Sales of Spectrum’s non-Hodgkin’s lymphoma drug Zevalin did fall last year to $28 million from $29 million in 2010, despite a significant investment in marketing to re-launch the drug in the U.S. The removal of a requirement for a pre-treatment scan late last year may help Spectrum boost Zevalin sales, but only time will tell by how much.
On a conference call Thursday, Spectrum CEO Raj Shrotriya said Folotyn sales under his watch could double to $100 million. How? Shrotriya offered no details. Why investors should believe that Spectrum can double sales of a drug Allos has been selling exclusively for three years with little success was not explained.
Shrotriya emphasized Folotyn’s commercial potential in Europe, but failed to mention that European regulators rejected the drug earlier this year. Allos was seeking an appeal of the negative decision but the drug’s fate is still uncertain.
Without taking into account apaziquone’s blowup or the addition of Folotyn, Spectrum was expected to boost 2012 sales by about 11 percent and earnings by 6 percent, according to analysts’ consensus estimates. Folotyn may bolster Spectrum’s year-over-year revenue growth, but 2012 earnings will probably fall due to the added expense of the Allos acquisition.
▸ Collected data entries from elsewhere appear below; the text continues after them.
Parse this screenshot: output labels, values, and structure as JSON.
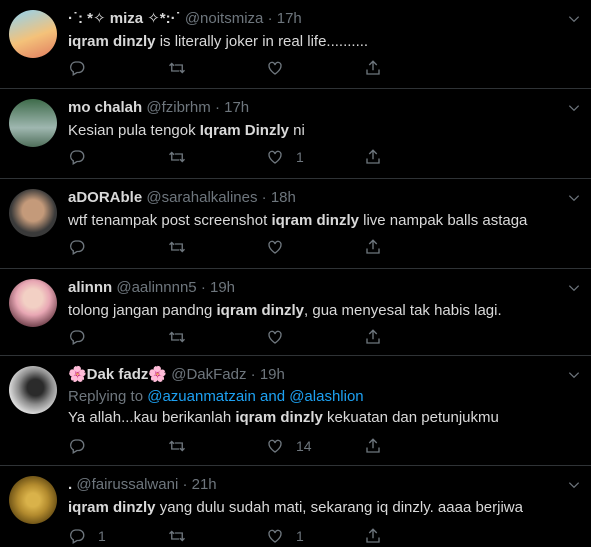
{
  "tweets": [
    {
      "name": "·˙: *✧ miza ✧*:·˙",
      "handle": "@noitsmiza",
      "time": "17h",
      "reply_prefix": "",
      "reply_mentions": "",
      "body_pre": "",
      "body_bold": "iqram dinzly",
      "body_post": " is literally joker in real life..........",
      "replies": "",
      "retweets": "",
      "likes": "",
      "avatar_colors": [
        "#f4c27a",
        "#e07b5f"
      ]
    },
    {
      "name": "mo chalah",
      "handle": "@fzibrhm",
      "time": "17h",
      "reply_prefix": "",
      "reply_mentions": "",
      "body_pre": "Kesian pula tengok ",
      "body_bold": "Iqram Dinzly",
      "body_post": " ni",
      "replies": "",
      "retweets": "",
      "likes": "1",
      "avatar_colors": [
        "#3e6b4a",
        "#9fb7b0"
      ]
    },
    {
      "name": "aDORAble",
      "handle": "@sarahalkalines",
      "time": "18h",
      "reply_prefix": "",
      "reply_mentions": "",
      "body_pre": "wtf tenampak post screenshot ",
      "body_bold": "iqram dinzly",
      "body_post": " live nampak balls astaga",
      "replies": "",
      "retweets": "",
      "likes": "",
      "avatar_colors": [
        "#3a3a3a",
        "#c49a7a"
      ]
    },
    {
      "name": "alinnn",
      "handle": "@aalinnnn5",
      "time": "19h",
      "reply_prefix": "",
      "reply_mentions": "",
      "body_pre": "tolong jangan pandng ",
      "body_bold": "iqram dinzly",
      "body_post": ", gua menyesal tak habis lagi.",
      "replies": "",
      "retweets": "",
      "likes": "",
      "avatar_colors": [
        "#e8a7b4",
        "#7a4a55"
      ]
    },
    {
      "name": "🌸Dak fadz🌸",
      "handle": "@DakFadz",
      "time": "19h",
      "reply_prefix": "Replying to ",
      "reply_mentions": "@azuanmatzain and @alashlion",
      "body_pre": "Ya allah...kau berikanlah ",
      "body_bold": "iqram dinzly",
      "body_post": " kekuatan dan petunjukmu",
      "replies": "",
      "retweets": "",
      "likes": "14",
      "avatar_colors": [
        "#d9d9d9",
        "#2b2b2b"
      ]
    },
    {
      "name": ".",
      "handle": "@fairussalwani",
      "time": "21h",
      "reply_prefix": "",
      "reply_mentions": "",
      "body_pre": "",
      "body_bold": "iqram dinzly",
      "body_post": " yang dulu sudah mati, sekarang iq dinzly. aaaa berjiwa",
      "replies": "1",
      "retweets": "",
      "likes": "1",
      "avatar_colors": [
        "#b38b2e",
        "#5a4310"
      ]
    }
  ],
  "icons": {
    "reply": "reply-icon",
    "retweet": "retweet-icon",
    "like": "like-icon",
    "share": "share-icon",
    "menu": "chevron-down-icon"
  },
  "colors": {
    "background": "#000000",
    "text": "#d9d9d9",
    "muted": "#6e767d",
    "link": "#1da1f2",
    "divider": "#2f3336"
  }
}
At Thursday’s closing price of $11.06, Spectrum trades for 12 times 2012 earnings, a price-to-earnings ration that seems rich for a company without much growth or an exciting late-stage pipeline. (And that includes belinostat, an HDAC inhibitor for the same type of lymphoma that Folotyn treats.)
If investors want to pay 11 to 12 times forward earnings for a biotech company, they’d do better by investing in Gilead Sciences or Amgen. For even more growth, look at Celgene , Biogen Idec, or Alexion Pharmaceuticals.
Spectrum might have been the life of the party last year — this year, not so much.